The right call

Published 8:59 am Friday, July 17, 2009

Public education in Franklin will be successful only if this community’s leadership and citizenry become united in their support of the schools.

Petty infighting and political turf battles, such as the kind that have characterized appointments to the city school board in recent years, will surely doom a school division that faces monumental challenges in the months and years ahead.

The Franklin City Council this week gave our schools a fighting chance by rejecting the politics of division and heavy-handedness that for too long have held us back as a community.

In an act of extraordinary political courage and statesmanship, six council members — all but Mayor Jim Councill — voted to start over in their search for three school board members rather than subject the community and its schools to another divisive battle over who should sit on the school board.

The decision was understandably disappointing for the seven rejected nominees and their supporters. They are to be commended for their willingness to serve and to help lead our community’s most important institution. Any of the seven would have served capably. Two of the seven — David Benton and Robert Meredith — are incumbents who already have contributed much time and talent to the school board.

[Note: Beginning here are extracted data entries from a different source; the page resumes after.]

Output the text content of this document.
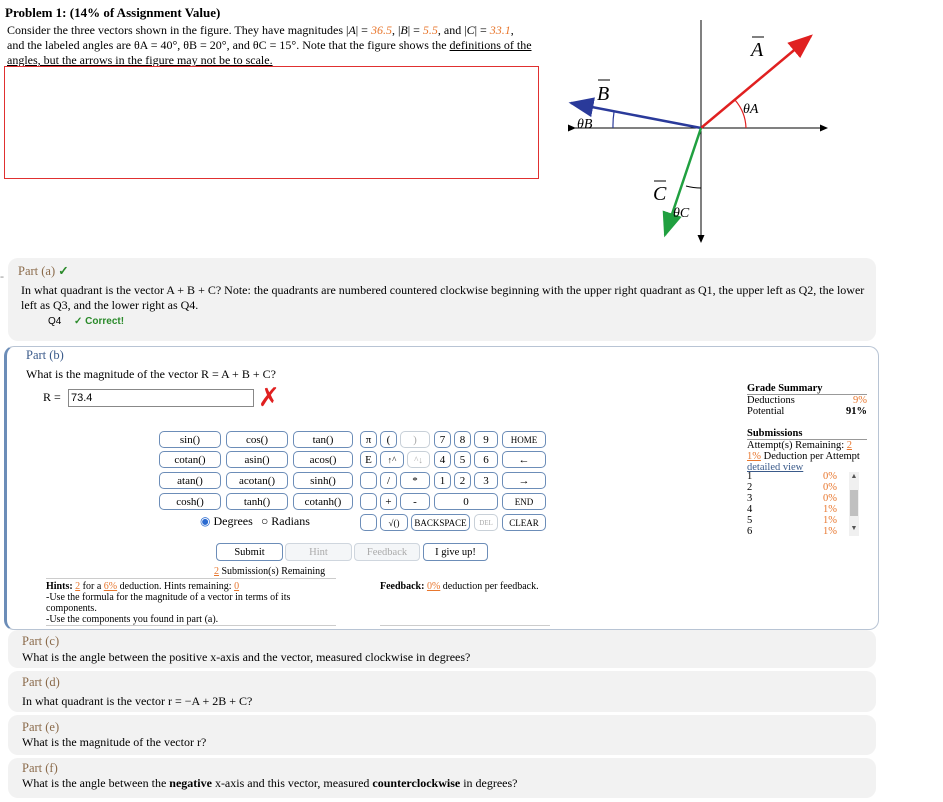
Problem 1: (14% of Assignment Value)
Consider the three vectors shown in the figure. They have magnitudes |A| = 36.5, |B| = 5.5, and |C| = 33.1, and the labeled angles are θA = 40°, θB = 20°, and θC = 15°. Note that the figure shows the definitions of the angles, but the arrows in the figure may not be to scale.	A
B
C
θA
θB
θC
- Part (a) ✓
In what quadrant is the vector A + B + C? Note: the quadrants are numbered countered clockwise beginning with the upper right quadrant as Q1, the upper left as Q2, the lower left as Q3, and the lower right as Q4.
Q4 ✓ Correct!
Part (b)
What is the magnitude of the vector R = A + B + C?
R =
73.4	✗
sin()	cos()	tan()
cotan()	asin()	acos()
atan()	acotan()	sinh()
cosh()	tanh()	cotanh()
◉ Degrees ○ Radians
π	(	)	7	8	9	HOME
E	↑^	^↓	4	5	6	←
/	*	1	2	3	→
+	-	0	END
√()	BACKSPACE	DEL	CLEAR
Submit	Hint	Feedback	I give up!
2 Submission(s) Remaining
Hints: 2 for a 6% deduction. Hints remaining: 0
-Use the formula for the magnitude of a vector in terms of its components.
-Use the components you found in part (a).
Feedback: 0% deduction per feedback.
Grade Summary
Deductions	9%
Potential	91%
Submissions
Attempt(s) Remaining: 2
1% Deduction per Attempt
detailed view
1	0%
2	0%
3	0%
4	1%
5	1%
6	1%
▲
▼
Part (c)
What is the angle between the positive x-axis and the vector, measured clockwise in degrees?
Part (d)
In what quadrant is the vector r = −A + 2B + C?
Part (e)
What is the magnitude of the vector r?
Part (f)
What is the angle between the negative x-axis and this vector, measured counterclockwise in degrees?
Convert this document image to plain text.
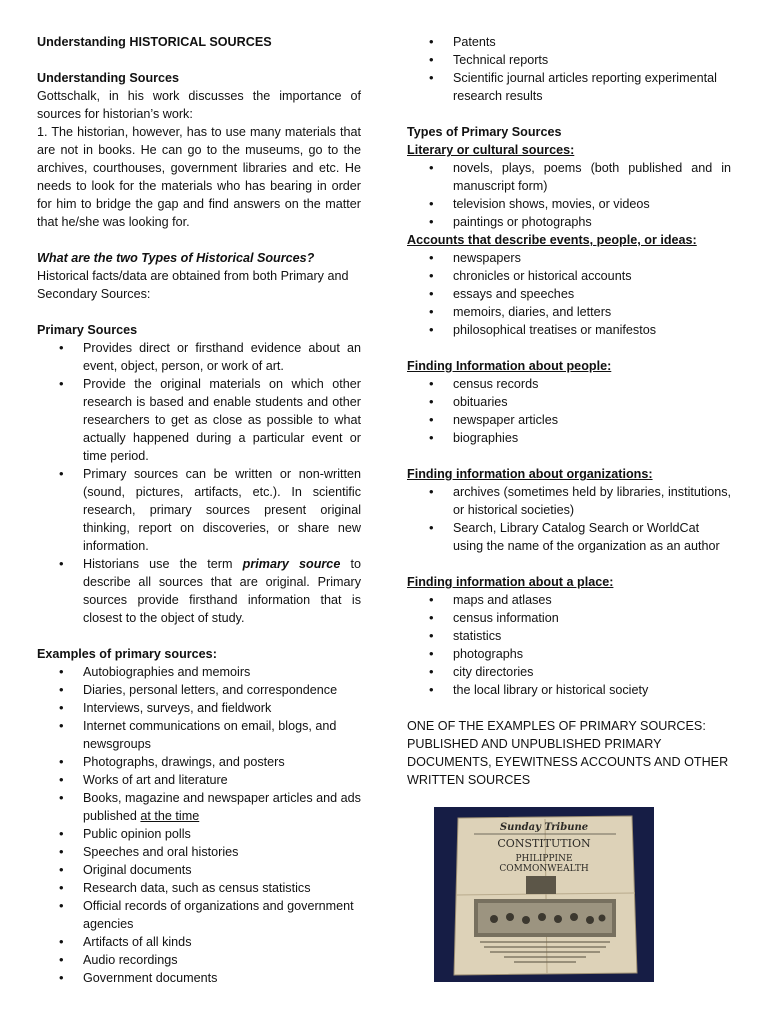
Understanding HISTORICAL SOURCES

Understanding Sources

Gottschalk, in his work discusses the importance of sources for historian’s work:

1. The historian, however, has to use many materials that are not in books. He can go to the museums, go to the archives, courthouses, government libraries and etc. He needs to look for the materials who has bearing in order for him to bridge the gap and find answers on the matter that he/she was looking for.

What are the two Types of Historical Sources?

Historical facts/data are obtained from both Primary and Secondary Sources:

Primary Sources

• Provides direct or firsthand evidence about an event, object, person, or work of art.
• Provide the original materials on which other research is based and enable students and other researchers to get as close as possible to what actually happened during a particular event or time period.
• Primary sources can be written or non-written (sound, pictures, artifacts, etc.). In scientific research, primary sources present original thinking, report on discoveries, or share new information.
• Historians use the term primary source to describe all sources that are original. Primary sources provide firsthand information that is closest to the object of study.

Examples of primary sources:

• Autobiographies and memoirs
• Diaries, personal letters, and correspondence
• Interviews, surveys, and fieldwork
• Internet communications on email, blogs, and newsgroups
• Photographs, drawings, and posters
• Works of art and literature
• Books, magazine and newspaper articles and ads published at the time
• Public opinion polls
• Speeches and oral histories
• Original documents
• Research data, such as census statistics
• Official records of organizations and government agencies
• Artifacts of all kinds
• Audio recordings
• Government documents
• Patents
• Technical reports
• Scientific journal articles reporting experimental research results

Types of Primary Sources

Literary or cultural sources:

• novels, plays, poems (both published and in manuscript form)
• television shows, movies, or videos
• paintings or photographs

Accounts that describe events, people, or ideas:

• newspapers
• chronicles or historical accounts
• essays and speeches
• memoirs, diaries, and letters
• philosophical treatises or manifestos

Finding Information about people:

• census records
• obituaries
• newspaper articles
• biographies

Finding information about organizations:

• archives (sometimes held by libraries, institutions, or historical societies)
• Search, Library Catalog Search or WorldCat using the name of the organization as an author

Finding information about a place:

• maps and atlases
• census information
• statistics
• photographs
• city directories
• the local library or historical society

ONE OF THE EXAMPLES OF PRIMARY SOURCES: PUBLISHED AND UNPUBLISHED PRIMARY DOCUMENTS, EYEWITNESS ACCOUNTS AND OTHER WRITTEN SOURCES

Sunday Tribune
CONSTITUTION
PHILIPPINE
COMMONWEALTH
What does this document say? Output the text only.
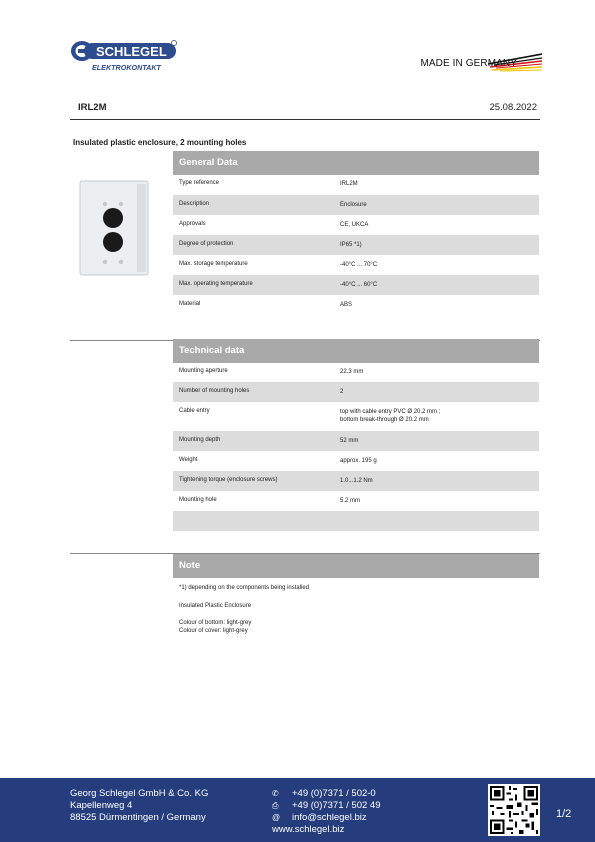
SCHLEGEL
ELEKTROKONTAKT	MADE IN GERMANY
IRL2M	25.08.2022
Insulated plastic enclosure, 2 mounting holes
General Data
Type reference	IRL2M
Description	Enclosure
Approvals	CE, UKCA
Degree of protection	IP65 *1)
Max. storage temperature	-40°C ... 70°C
Max. operating temperature	-40°C ... 60°C
Material	ABS
Technical data
Mounting aperture	22.3 mm
Number of mounting holes	2
Cable entry	top with cable entry PVC Ø 20.2 mm ;
bottom break-through Ø 20.2 mm
Mounting depth	52 mm
Weight	approx. 195 g
Tightening torque (enclosure screws)	1.0...1.2 Nm
Mounting hole	5.2 mm
Note
*1) depending on the components being installed
Insulated Plastic Enclosure
Colour of bottom: light-grey
Colour of cover: light-grey
Georg Schlegel GmbH & Co. KG
Kapellenweg 4
88525 Dürmentingen / Germany
✆	+49 (0)7371 / 502-0
⎙	+49 (0)7371 / 502 49
@	info@schlegel.biz
www.schlegel.biz
1/2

Real leaders understand, though, that the schools and their well-being are more important than any individual’s feelings or ambitions. Raystine Johnson, Benny Burgess, Mary Hilliard, Barry Cheatham, Rosa Lawrence and Mark Fetherolf understand — unlike City Councils past — that they set the tone for the entire city. They understand the importance — both symbolically and substantively — of building consensus and working to overcome the old race-based divisions that had become tiresome and harmful for our community.

On Monday night, at significant political risk for themselves but for the good of the city, African-American council members rejected popular black nominees and white council members rejected respected white nominees in order to avoid another divisive vote — or two or three — along racial lines.

There’s no guarantee, of course, that going back to the drawing board and accepting new nominations for the school board will yield candidates whom council members can agree on. But they have earned our gratitude for at least giving it every possible effort.